Shortest Cycle in a Graph

Shortest Cycle in a Graph

What is this problem about?

The Shortest Cycle in a Graph interview question gives you an undirected graph with n nodes and a list of edges. Find the length of the shortest cycle in the graph. If no cycle exists, return -1. The shortest cycle is also called the "girth" of the graph. This is a BFS-based graph problem where you run BFS from each node to detect the shortest cycle passing through it.

Why is this asked in interviews?

Meta and Zomato ask this HARD graph problem because finding the girth of a graph has applications in network topology analysis, circuit design, and social network clustering. The naive approach tries all pairs, but the efficient solution runs BFS from each node to find the shortest cycle through it — O(n × (n + m)) overall. It tests deep BFS understanding and the ability to detect cycles by tracking distances.

Algorithmic pattern used

The pattern is BFS from each node to find the shortest back edge. For each source node s, run BFS and track distances dist[v] from s. When you encounter an edge (u, v) where v is already visited and v != parent[u] (avoiding trivial back-edges in undirected graphs), the cycle length is dist[u] + dist[v] + 1. Take the minimum across all such back edges and all source nodes. If no back edge is ever found, return -1.

Example explanation

Graph: 0-1, 1-2, 2-3, 3-0, 0-2 (pentagon with diagonal).

BFS from node 0:

• dist[0]=0. Explore neighbors 1,3,2.
• dist[1]=1, dist[3]=1, dist[2]=1.
• From node 1: neighbor 2 already visited (dist[2]=1), not parent of 1 → cycle: dist[1]+dist[2]+1 = 1+1+1 = 3.

Shortest cycle: 3 (triangle 0-1-2-0).

Common mistakes candidates make

• Not tracking the parent node during BFS — without parent tracking, every edge in an undirected graph looks like a cycle.
• Counting cycle length as dist[u] + dist[v] instead of dist[u] + dist[v] + 1 — the +1 accounts for the edge (u,v) itself.
• Using DFS instead of BFS — DFS finds a cycle but not necessarily the shortest one.
• Not running BFS from every node — the shortest cycle might only be discoverable from a specific source.

Interview preparation tip

For the Shortest Cycle in a Graph coding problem, the BFS graph interview pattern for cycle detection and length measurement is the key.
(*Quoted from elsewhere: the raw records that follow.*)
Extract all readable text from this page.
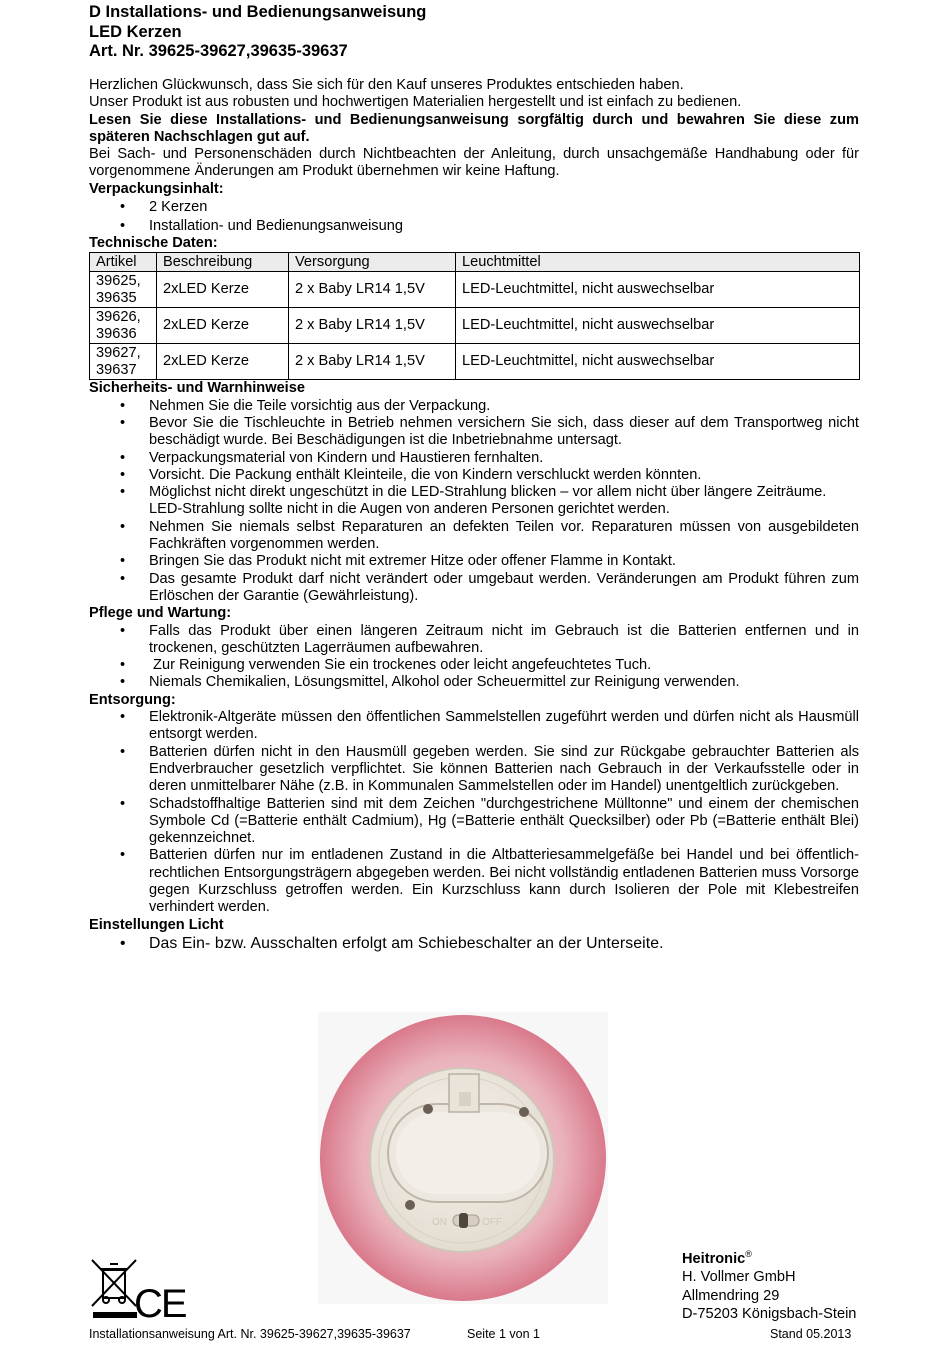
D Installations- und Bedienungsanweisung
LED Kerzen
Art. Nr. 39625-39627,39635-39637

Herzlichen Glückwunsch, dass Sie sich für den Kauf unseres Produktes entschieden haben.

Unser Produkt ist aus robusten und hochwertigen Materialien hergestellt und ist einfach zu bedienen.

Lesen Sie diese Installations- und Bedienungsanweisung sorgfältig durch und bewahren Sie diese zum späteren Nachschlagen gut auf.

Bei Sach- und Personenschäden durch Nichtbeachten der Anleitung, durch unsachgemäße Handhabung oder für vorgenommene Änderungen am Produkt übernehmen wir keine Haftung.

Verpackungsinhalt:
• 2 Kerzen
• Installation- und Bedienungsanweisung
Technische Daten:
Artikel	Beschreibung	Versorgung	Leuchtmittel

39625,
39635	2xLED Kerze	2 x Baby LR14 1,5V	LED-Leuchtmittel, nicht auswechselbar

39626,
39636	2xLED Kerze	2 x Baby LR14 1,5V	LED-Leuchtmittel, nicht auswechselbar

39627,
39637	2xLED Kerze	2 x Baby LR14 1,5V	LED-Leuchtmittel, nicht auswechselbar
Sicherheits- und Warnhinweise
• Nehmen Sie die Teile vorsichtig aus der Verpackung.
• Bevor Sie die Tischleuchte in Betrieb nehmen versichern Sie sich, dass dieser auf dem Transportweg nicht beschädigt wurde. Bei Beschädigungen ist die Inbetriebnahme untersagt.
• Verpackungsmaterial von Kindern und Haustieren fernhalten.
• Vorsicht. Die Packung enthält Kleinteile, die von Kindern verschluckt werden könnten.
• Möglichst nicht direkt ungeschützt in die LED-Strahlung blicken – vor allem nicht über längere Zeiträume. LED-Strahlung sollte nicht in die Augen von anderen Personen gerichtet werden.
• Nehmen Sie niemals selbst Reparaturen an defekten Teilen vor. Reparaturen müssen von ausgebildeten Fachkräften vorgenommen werden.
• Bringen Sie das Produkt nicht mit extremer Hitze oder offener Flamme in Kontakt.
• Das gesamte Produkt darf nicht verändert oder umgebaut werden. Veränderungen am Produkt führen zum Erlöschen der Garantie (Gewährleistung).
Pflege und Wartung:
• Falls das Produkt über einen längeren Zeitraum nicht im Gebrauch ist die Batterien entfernen und in trockenen, geschützten Lagerräumen aufbewahren.
•  Zur Reinigung verwenden Sie ein trockenes oder leicht angefeuchtetes Tuch.
• Niemals Chemikalien, Lösungsmittel, Alkohol oder Scheuermittel zur Reinigung verwenden.
Entsorgung:
• Elektronik-Altgeräte müssen den öffentlichen Sammelstellen zugeführt werden und dürfen nicht als Hausmüll entsorgt werden.
• Batterien dürfen nicht in den Hausmüll gegeben werden. Sie sind zur Rückgabe gebrauchter Batterien als Endverbraucher gesetzlich verpflichtet. Sie können Batterien nach Gebrauch in der Verkaufsstelle oder in deren unmittelbarer Nähe (z.B. in Kommunalen Sammelstellen oder im Handel) unentgeltlich zurückgeben.
• Schadstoffhaltige Batterien sind mit dem Zeichen "durchgestrichene Mülltonne" und einem der chemischen Symbole Cd (=Batterie enthält Cadmium), Hg (=Batterie enthält Quecksilber) oder Pb (=Batterie enthält Blei) gekennzeichnet.
• Batterien dürfen nur im entladenen Zustand in die Altbatteriesammelgefäße bei Handel und bei öffentlich-rechtlichen Entsorgungsträgern abgegeben werden. Bei nicht vollständig entladenen Batterien muss Vorsorge gegen Kurzschluss getroffen werden. Ein Kurzschluss kann durch Isolieren der Pole mit Klebestreifen verhindert werden.
Einstellungen Licht
• Das Ein- bzw. Ausschalten erfolgt am Schiebeschalter an der Unterseite.
ON	OFF
CE
Heitronic®
H. Vollmer GmbH
Allmendring 29
D-75203 Königsbach-Stein
Installationsanweisung Art. Nr. 39625-39627,39635-39637	Seite 1 von 1	Stand 05.2013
Run BFS from each node and detect back edges — the minimum dist[u] + dist[v] + 1 across all back edges gives the girth. Meta interviewers ask about the time complexity — O(n × (n + m)) in the worst case. Practice this "BFS to measure cycle length" pattern alongside the standard cycle detection algorithms. It's particularly valuable in competitive programming and graph theory interview rounds.